Dans la première affaire, les époux mariés sous le régime de la séparation de biens, ont acquis en indivision, chacun pour moitié, un terrain, sur lequel ils ont fait édifier une maison d’habitation constituant le logement de la famille. Après le prononcé du divorce, Mme Y a invoqué une créance au titre du remboursement des échéances des emprunts ayant servi au financement de l’acquisition de l’immeuble et de la construction.
La Cour d’appel de Montpellier a, par son arrêt du 13 mai 2009, accueilli la demande de l’épouse en constatant qu’elle avait payé les échéances d’emprunts nécessaires à l’acquisition du logement familial. Cet arrêt a été cassé par la Cour de cassation au visa des articles 1537 et 214 du Code civil, au motif que le paiement effectué par l’épouse pour rembourser les emprunts constituait la simple exécution de son obligation de contribuer aux charges du mariage, à proportion de ses facultés.

Dans la deuxième affaire, après le divorce des époux qui avaient adopté le régime de la séparation de biens, des difficultés étaient nées pour la liquidation et le partage d’un immeuble indivis entre eux. L’époux qui avait financé l’achat de l’immeuble indivis faisait valoir qu’il était créancier de son ex-épouse.
Le contrat de mariage comportait une clause selon laquelle les époux contribueraient aux charges du mariage dans la proportion de leurs facultés respectives et que chacun d’eux serait réputé avoir fourni au jour le jour sa part contributive en sorte qu’aucun compte ne serait fait entre eux à ce sujet et qu’ils n’auraient pas de recours l’un contre l’autre pour les dépenses de cette nature. La cour d’appel d’Aix-en-Provence a débouté de la demande de l’époux par un arrêt du 12 avril 2012. L’époux a formé pourvoi en cassation.
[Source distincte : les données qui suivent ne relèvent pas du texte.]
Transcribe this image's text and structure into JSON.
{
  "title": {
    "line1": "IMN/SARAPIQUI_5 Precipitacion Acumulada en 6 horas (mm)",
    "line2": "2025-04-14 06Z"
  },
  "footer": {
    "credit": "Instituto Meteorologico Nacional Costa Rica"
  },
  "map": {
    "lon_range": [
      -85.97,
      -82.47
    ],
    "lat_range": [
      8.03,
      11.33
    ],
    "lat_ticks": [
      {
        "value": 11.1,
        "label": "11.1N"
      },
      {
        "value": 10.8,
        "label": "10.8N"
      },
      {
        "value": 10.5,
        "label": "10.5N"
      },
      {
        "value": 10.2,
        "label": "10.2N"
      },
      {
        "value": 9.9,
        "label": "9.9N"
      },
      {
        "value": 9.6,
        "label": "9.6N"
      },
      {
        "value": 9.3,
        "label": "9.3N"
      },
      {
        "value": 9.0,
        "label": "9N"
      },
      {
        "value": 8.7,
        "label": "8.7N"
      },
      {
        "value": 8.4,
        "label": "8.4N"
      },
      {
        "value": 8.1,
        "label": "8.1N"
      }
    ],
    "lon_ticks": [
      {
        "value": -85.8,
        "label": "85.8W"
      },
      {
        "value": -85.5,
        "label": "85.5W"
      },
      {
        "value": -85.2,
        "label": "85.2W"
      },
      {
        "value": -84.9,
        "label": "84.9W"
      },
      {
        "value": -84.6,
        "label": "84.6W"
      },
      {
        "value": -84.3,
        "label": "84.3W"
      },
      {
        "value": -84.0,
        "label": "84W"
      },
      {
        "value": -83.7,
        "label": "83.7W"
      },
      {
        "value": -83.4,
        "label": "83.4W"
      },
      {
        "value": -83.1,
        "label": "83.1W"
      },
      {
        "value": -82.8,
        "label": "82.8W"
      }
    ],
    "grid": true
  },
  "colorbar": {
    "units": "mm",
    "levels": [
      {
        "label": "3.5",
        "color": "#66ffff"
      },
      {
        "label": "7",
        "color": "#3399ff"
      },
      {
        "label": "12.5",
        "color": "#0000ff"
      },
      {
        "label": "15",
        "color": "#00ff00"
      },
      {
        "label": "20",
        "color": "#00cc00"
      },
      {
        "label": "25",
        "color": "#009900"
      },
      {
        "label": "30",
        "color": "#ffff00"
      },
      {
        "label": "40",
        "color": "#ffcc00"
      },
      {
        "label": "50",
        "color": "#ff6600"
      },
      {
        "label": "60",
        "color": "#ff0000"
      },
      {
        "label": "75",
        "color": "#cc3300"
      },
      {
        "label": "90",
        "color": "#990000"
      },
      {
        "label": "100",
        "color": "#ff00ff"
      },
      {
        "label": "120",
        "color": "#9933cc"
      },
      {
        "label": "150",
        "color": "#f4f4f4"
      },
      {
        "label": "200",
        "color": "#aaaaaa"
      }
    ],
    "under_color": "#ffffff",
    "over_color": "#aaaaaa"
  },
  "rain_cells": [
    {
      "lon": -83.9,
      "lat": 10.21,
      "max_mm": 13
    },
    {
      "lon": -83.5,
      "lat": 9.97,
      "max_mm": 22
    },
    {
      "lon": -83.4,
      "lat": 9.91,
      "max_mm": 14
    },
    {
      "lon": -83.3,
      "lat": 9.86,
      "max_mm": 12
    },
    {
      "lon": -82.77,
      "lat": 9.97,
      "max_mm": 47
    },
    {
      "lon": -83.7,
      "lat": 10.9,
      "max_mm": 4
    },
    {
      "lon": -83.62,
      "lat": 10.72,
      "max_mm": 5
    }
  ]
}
La Cour de cassation a rejeté le pourvoi en considérant, d’une part, que la clause dans le contrat de mariage interdisait de prouver que l’un ou l’autre des conjoints ne s’était pas acquitté de son obligation et d’autre part, que l’immeuble indivis ayant constitué le domicile conjugal, l’époux ne pouvait réclamer, au moment de la liquidation de leur régime matrimonial, le versement d’une indemnité compensatrice au titre d’un prétendu excès de contribution aux charges du mariage pour avoir financé seul l’acquisition de ce bien.

Ainsi, un des époux séparés de biens, afin d’obtenir la reconnaissance d’une créance contre son conjoint, il doit désormais prouver soit que son financement de l’acquisition d’un bien immobilier excédait sa contribution aux charges du mariage compte tenu de ses ressources, soit que son financement constituait une donation révocable ( : l’acquisition intervenue avant l’entrée en vigueur de la loi du 26 mai 2004, ou frappée de nullité pour cause d’ingratitude visé à l’article 953 du Code civil).